There are two important reasons as to why an investigator might decide to train rats to press a bar for food while undergoing fear conditioning. First, this approach allows bar-press suppression to be used as a measure of fear, in addition to the classical measure of fear, freezing. Press-rate suppression has the benefit of providing a relative measure of fear. In other words, because the ratio is calculated by comparing conditions before and after the onset of the conditioned stimulus, a stronger argument can be made that changes in behavior result from the CS onset. Secondly, bar-pressing behavior serves to provide a consistent level of locomotion during the experiment, against which freezing can be measured. If the rodent does not have incentive to move about the chamber, it is more difficult to attribute a lack of motion as representing fear-induced freezing. This is not likely to be a problem for studies only examining the conditioning phase (fear learning). However, if the experiment will include additional training sessions that examine fear extinction, bar-press training may be useful. Extinction training requires many CS trials (15–20 trials) in the absence of the US and if the duration of the inter-trial interval is long, the animals may fall asleep. Implementing bar-press training protects against the possibility that the animal might fall asleep. However, including bar-press training carries the disadvantage of introducing the possibility that motivation for reward may compete with the fear-circuitry behavior. This makes it challenging to compare results from studies that include bar-press training with those that do not.
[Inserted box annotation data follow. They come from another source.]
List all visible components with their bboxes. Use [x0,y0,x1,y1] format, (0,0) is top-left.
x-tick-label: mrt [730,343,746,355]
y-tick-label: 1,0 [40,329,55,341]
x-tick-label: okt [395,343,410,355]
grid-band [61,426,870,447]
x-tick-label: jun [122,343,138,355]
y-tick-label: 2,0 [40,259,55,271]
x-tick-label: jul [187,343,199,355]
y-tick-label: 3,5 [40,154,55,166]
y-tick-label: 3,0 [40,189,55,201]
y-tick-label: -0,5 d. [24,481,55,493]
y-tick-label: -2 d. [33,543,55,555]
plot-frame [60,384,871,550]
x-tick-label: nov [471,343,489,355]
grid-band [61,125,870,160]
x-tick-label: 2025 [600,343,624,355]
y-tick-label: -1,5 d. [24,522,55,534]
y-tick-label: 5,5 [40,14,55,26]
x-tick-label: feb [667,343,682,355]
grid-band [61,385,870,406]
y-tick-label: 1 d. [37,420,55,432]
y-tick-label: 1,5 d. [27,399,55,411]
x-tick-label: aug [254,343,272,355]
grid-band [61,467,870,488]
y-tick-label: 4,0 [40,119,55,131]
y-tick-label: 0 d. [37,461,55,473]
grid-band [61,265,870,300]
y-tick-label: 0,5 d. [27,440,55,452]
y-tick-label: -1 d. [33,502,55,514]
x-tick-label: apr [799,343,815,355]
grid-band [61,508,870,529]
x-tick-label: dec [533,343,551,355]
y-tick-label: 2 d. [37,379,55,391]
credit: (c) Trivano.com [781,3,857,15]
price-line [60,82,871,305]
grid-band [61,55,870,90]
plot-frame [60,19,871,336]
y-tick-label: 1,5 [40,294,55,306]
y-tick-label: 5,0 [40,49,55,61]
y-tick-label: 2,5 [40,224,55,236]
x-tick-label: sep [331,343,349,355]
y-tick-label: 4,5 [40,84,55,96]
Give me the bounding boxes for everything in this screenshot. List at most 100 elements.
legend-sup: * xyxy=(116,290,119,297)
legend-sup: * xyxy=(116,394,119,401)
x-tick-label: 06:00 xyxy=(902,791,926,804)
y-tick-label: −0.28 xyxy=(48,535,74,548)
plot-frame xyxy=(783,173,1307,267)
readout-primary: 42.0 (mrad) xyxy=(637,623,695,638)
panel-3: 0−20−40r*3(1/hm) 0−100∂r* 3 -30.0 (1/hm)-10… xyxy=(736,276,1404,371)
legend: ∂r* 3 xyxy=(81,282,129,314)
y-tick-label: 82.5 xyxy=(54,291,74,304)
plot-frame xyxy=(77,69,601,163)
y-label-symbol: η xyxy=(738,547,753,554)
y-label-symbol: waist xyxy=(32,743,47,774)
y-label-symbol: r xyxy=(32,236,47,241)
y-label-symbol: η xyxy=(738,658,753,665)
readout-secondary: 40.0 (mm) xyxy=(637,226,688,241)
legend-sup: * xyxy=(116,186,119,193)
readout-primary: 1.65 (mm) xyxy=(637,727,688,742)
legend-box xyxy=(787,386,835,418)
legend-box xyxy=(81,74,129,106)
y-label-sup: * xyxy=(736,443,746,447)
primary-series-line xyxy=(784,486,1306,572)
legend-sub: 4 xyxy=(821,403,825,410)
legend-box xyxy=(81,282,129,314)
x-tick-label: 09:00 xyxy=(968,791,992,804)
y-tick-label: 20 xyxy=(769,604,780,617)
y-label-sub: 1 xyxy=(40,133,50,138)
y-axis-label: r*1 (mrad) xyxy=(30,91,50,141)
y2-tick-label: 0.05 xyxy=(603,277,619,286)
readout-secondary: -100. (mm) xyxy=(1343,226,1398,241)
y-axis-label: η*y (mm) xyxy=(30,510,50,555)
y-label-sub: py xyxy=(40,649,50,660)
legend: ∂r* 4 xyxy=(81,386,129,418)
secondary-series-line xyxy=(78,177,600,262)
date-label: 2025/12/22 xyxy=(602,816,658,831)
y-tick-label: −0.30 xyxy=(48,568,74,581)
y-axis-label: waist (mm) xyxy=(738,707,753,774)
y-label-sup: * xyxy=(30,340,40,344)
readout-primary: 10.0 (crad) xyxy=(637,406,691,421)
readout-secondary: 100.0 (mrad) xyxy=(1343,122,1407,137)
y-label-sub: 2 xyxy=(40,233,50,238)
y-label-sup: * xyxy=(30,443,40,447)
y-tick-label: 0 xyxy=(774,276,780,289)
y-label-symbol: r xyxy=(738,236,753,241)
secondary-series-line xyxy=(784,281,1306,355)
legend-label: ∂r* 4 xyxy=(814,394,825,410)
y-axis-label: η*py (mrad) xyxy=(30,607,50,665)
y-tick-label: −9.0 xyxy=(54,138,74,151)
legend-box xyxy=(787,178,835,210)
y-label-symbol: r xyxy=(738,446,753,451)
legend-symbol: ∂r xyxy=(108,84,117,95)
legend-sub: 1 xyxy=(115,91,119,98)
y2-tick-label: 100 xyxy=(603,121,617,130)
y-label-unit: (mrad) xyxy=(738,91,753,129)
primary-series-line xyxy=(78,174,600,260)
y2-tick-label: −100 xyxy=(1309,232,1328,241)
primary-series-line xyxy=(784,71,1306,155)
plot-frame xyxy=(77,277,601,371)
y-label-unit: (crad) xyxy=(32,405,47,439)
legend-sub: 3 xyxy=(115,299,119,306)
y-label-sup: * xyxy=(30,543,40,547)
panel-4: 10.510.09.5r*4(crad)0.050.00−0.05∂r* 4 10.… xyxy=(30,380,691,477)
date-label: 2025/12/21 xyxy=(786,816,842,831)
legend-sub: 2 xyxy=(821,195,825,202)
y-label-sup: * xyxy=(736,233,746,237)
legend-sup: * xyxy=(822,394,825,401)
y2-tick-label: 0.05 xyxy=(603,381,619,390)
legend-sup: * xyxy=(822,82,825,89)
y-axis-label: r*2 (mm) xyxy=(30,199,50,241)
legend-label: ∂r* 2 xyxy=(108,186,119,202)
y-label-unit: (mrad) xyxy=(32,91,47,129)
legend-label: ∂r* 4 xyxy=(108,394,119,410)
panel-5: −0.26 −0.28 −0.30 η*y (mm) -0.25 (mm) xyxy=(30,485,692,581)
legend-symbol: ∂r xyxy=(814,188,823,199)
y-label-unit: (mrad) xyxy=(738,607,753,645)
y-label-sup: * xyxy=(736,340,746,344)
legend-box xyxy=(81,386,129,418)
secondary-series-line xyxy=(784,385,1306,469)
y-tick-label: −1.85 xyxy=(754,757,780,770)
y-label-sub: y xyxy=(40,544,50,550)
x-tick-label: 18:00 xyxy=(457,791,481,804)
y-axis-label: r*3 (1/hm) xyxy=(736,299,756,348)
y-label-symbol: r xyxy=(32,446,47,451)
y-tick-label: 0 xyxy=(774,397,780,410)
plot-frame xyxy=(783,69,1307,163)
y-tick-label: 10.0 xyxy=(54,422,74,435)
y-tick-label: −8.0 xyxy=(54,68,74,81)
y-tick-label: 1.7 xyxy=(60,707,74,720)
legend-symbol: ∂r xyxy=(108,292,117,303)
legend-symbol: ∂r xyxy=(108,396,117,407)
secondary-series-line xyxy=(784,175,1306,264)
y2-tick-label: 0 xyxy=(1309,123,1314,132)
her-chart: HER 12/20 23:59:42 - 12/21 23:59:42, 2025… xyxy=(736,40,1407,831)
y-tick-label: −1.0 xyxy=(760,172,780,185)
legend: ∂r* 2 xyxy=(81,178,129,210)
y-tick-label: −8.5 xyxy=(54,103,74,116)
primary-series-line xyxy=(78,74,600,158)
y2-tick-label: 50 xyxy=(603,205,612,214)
While the US always follows the CS presentation in rodents, this is not necessarily the case in human studies (70–72). Reinforcement schedules may be either continuous, whereby the US follows each CS+ presentation, or partial (or intermittent), whereby only some CS+ presentations are paired with the US. When partial reinforcement is used, the participant learns that a shock never will be received following the CS−. However, there is less certainty associated with the CS+ as to whether or not a shock will occur. In other words, the CS+ will always be present before every US administration, but a US does not necessarily follow the CS+. The introduction of the uncertainty component makes partial reinforcement more resistant to extinction than continuous reinforcement, even though continuous reinforcement might involve a greater number of CS–US pairings overall. The US presentations can be administered on a fixed or random schedule. A fixed schedule would mean a predetermined ratio; for example, a US presentation for every third CS+ presentation. With partial reinforcement, random schedules produce conditioned responses that are more resistant to extinction than fixed schedules.